Compared with PCNL, another advantage of RLP is that the procedure does not cause trauma to renal parenchyma. Therefore, depending on access localization and dilation technique, the risk of bleeding associated with PCNL is higher. Indeed, bleeding is the most frequent and important complication in patients undergoing PCNL. In our study, despite our conservative approach, the drop in hemoglobin levels was significantly higher in the PCNL group as compared with the RLP group (p<0.001).
There were no significant differences between the two groups in conversion rate, blood transfusion, postoperative hospital stay, or postoperative complication (except postoperative fever). This is in agreement with various published data, 3,6,15 which also showed a lack of significant difference between groups in these endpoints.
In the RLP group, three patients with struvite kidney stones suffered from postoperative infectious fever. Other three patients who had complications with postoperative urinary leakage were cured after retroperitoneal continuous drainage. At the 3-month follow-up, two cases of residual kidney stones were reported; the calculi were found to be located in the minor renal calices and thus could not be accessed during the operation. The high stone-free rate achieved in the RLP group was due to the successful intact removal of the stone, which is in contrast to PCNL. In the PCNL group, disintegration of the stone by ultrasonic lithotripsy may have left some residual stones, and the scattering of stone fragments may reduce success rates.

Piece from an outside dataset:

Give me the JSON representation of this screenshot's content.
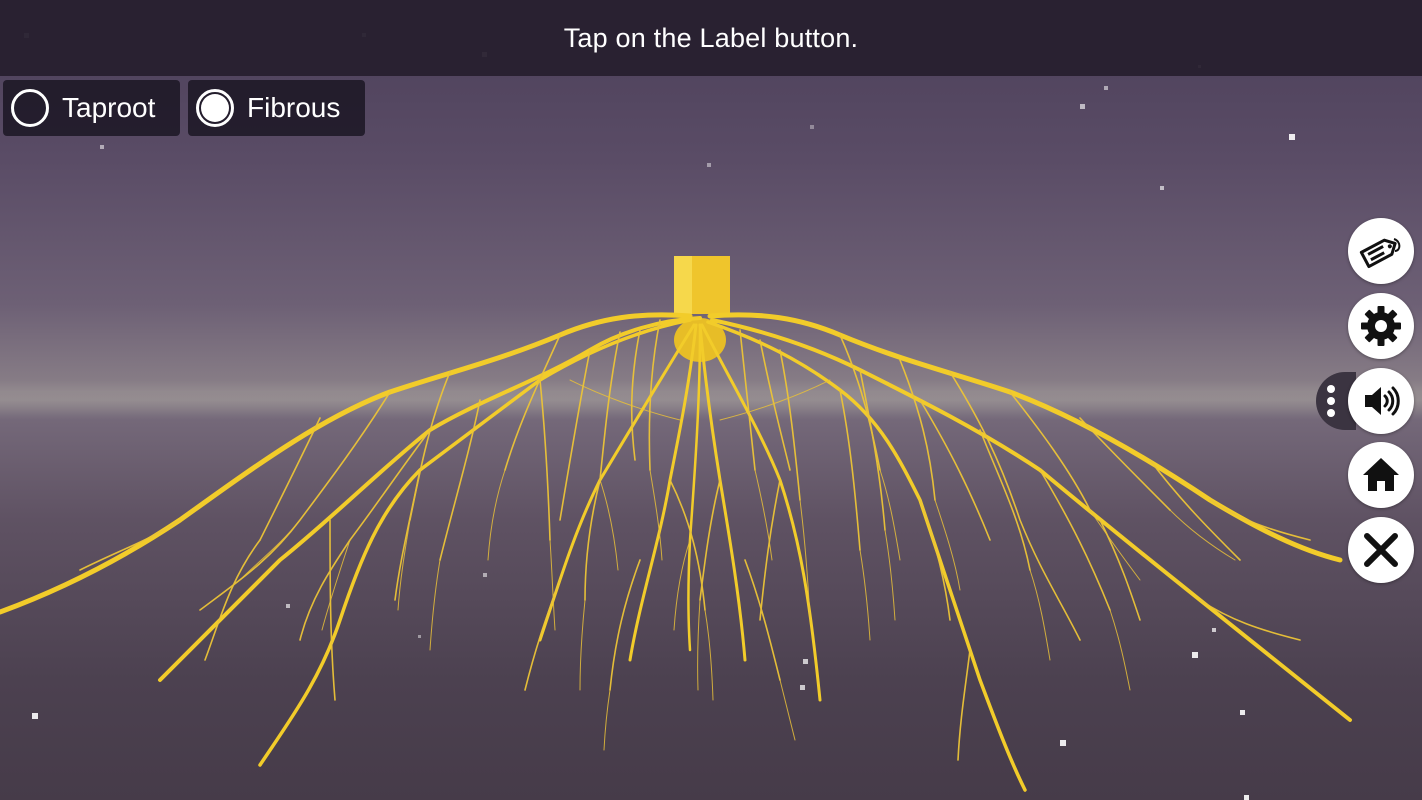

In the PCNL group, there were three cases of procedure termination because of uncontrolled bleeding, which might be caused by morbid obesity and nonhydronephrosis. We also found that in the PCNL group, the patients with pelvic stones combined with pyonephrosis should be treated by percutaneousnephrostomy to manage infection first, and then to remove the stone. However, in the RLP group, we were able to remove the calculi and treat pyonephrosis simultaneously, shorten the hospital stays, and reduce the medical costs.
Overall, in patients who experienced unsuccessful endourological management and/or SWL, complex renal anatomy, or concomitant repair of the UPJ obstruction, RLP serves as a viable alternative; PCNL might be more available for patients with struvite stones and multiple calyceal stones.
Our study has the following limitations. First, we made no records of any subjective intraoperative findings like dissection difficulties or tissue quality. Second, we did not analyze the anatomy of the renal pelvis. Stones located in a kidney with an extrarenal pelvis are easier to remove than those located within an intrarenal pelvis. Third, our findings would be influenced by many variables such as the surgeon's experience, approach route, and different equipment. Fourth, our study is small (n=178), and thus, only large differences between groups could be detected.
Conclusions
In summary, current evidence indicates that PCNL and RLP are both safe and effective for treatment of large renal pelvic calculus, however, the results of this study show RLP seems to be more advantageous. These findings need to be further confirmed by data obtained from large, multicenter randomized controlled trials of adequate quality.
Footnotes
Disclosure Statement
No competing financial interests exist.